In the short term, therefore, the priority must be massive support for the majority of families who are increasingly being battered by the cost of living crisis. This will increasingly crush their spending options and result in a massive decrease in demand for retail, hospitality and travel.
The huge funding required to tackle the crisis can come predominantly from the same source that dealt with the banking and covid crises – Quantitative Easing (QE). Between 2009 and 2021, with a few taps on a keyboard at the Bank of England £895 billion of new money was created. The opposition parties know about this, so it’s time they united around a call for QE3.
This third tranche of QE money would solve the cost of living crisis and could also be used to help fund a transition that will provide people with longer-term hope, economic security and local regeneration. Its programmes could range for example from adequate health and care provision to making all buildings energy efficient.

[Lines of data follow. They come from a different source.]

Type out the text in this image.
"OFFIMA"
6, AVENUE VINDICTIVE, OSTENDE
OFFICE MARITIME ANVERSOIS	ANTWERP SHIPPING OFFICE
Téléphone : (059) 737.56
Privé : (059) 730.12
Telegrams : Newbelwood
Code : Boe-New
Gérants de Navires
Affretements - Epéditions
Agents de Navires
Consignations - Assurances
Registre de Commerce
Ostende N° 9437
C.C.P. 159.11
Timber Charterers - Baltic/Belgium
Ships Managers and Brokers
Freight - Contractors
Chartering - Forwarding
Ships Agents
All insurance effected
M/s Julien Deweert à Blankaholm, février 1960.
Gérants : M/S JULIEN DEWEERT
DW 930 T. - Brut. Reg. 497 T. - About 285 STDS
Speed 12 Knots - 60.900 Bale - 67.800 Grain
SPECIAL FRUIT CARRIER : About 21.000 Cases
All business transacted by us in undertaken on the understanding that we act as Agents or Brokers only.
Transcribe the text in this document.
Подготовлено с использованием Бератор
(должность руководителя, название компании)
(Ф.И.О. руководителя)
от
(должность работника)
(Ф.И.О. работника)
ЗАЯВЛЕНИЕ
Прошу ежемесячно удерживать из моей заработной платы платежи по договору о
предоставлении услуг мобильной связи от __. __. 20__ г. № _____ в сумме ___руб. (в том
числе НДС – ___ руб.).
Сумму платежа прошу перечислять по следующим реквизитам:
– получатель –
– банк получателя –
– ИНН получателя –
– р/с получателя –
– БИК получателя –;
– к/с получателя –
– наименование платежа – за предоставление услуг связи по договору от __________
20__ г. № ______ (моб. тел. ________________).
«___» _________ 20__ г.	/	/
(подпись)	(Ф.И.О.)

In short, a social and green new deal – a platform that could win such a co-operative coalition the next election. In today’s local elections, as Compass’ Neal Lawson pointed out in the Guardian, some standing down by Labour and Lib Dems in areas they can’t win is the Labour-Lib Dem pact that terrifies the Tories, for fear that it will to be used in the next general election.
Tomorrow morning’s results should make for interesting reading!
Stephen Gwynne says
The cost of living squeeze is caused by multiple factors including Demand-Pull inflation resulting from COVID furlough payments where demand is financed whilst supply is either disrupted, reduced or was placed in hibernation due to COVID lockdown measures.
Similarly, the aggressive purchasing of global gas by China and Putin’s disruption of European supplies has exerted Cost-Push inflation aided and abetted by Built-In inflation due to the rising energy costs of energy or alternatively reducing energy return on energy invested. These factors are similarly affected by the Built-In inflation of human population growth and the Built-In inflation of previous rounds of QE including the availability of cheap credit.
Overall then, the post financial crash party of monetary expansion is over as supply can’t keep up with demand with the excess demand being priced out of the Market with higher prices for essentials (base effect inflation) in order to deflate global inflationary pressures.
Within this context, what Colin is suggesting is continued monetary expansion with no remedies of how to balance this increased demand with increased supply, especially regarding global supply chains.
As such, his prescription, as laudable as it sounds although what dwelling does not have double glazing, cavity wall insulation and roof insulation, is a recipe for disaster which will add inflationary pressures and make the cost of living squeeze much much worse.
When political parties are only dealing with the symptoms with no regards to the cause (mudslinging populism) then they demonstrate their potentially ruinous economic incompetence which is why the Tories are not terrified of a Lab/Lib pact unless one thinks that the public will easily be influenced by simplistic political car showroom rhetoric.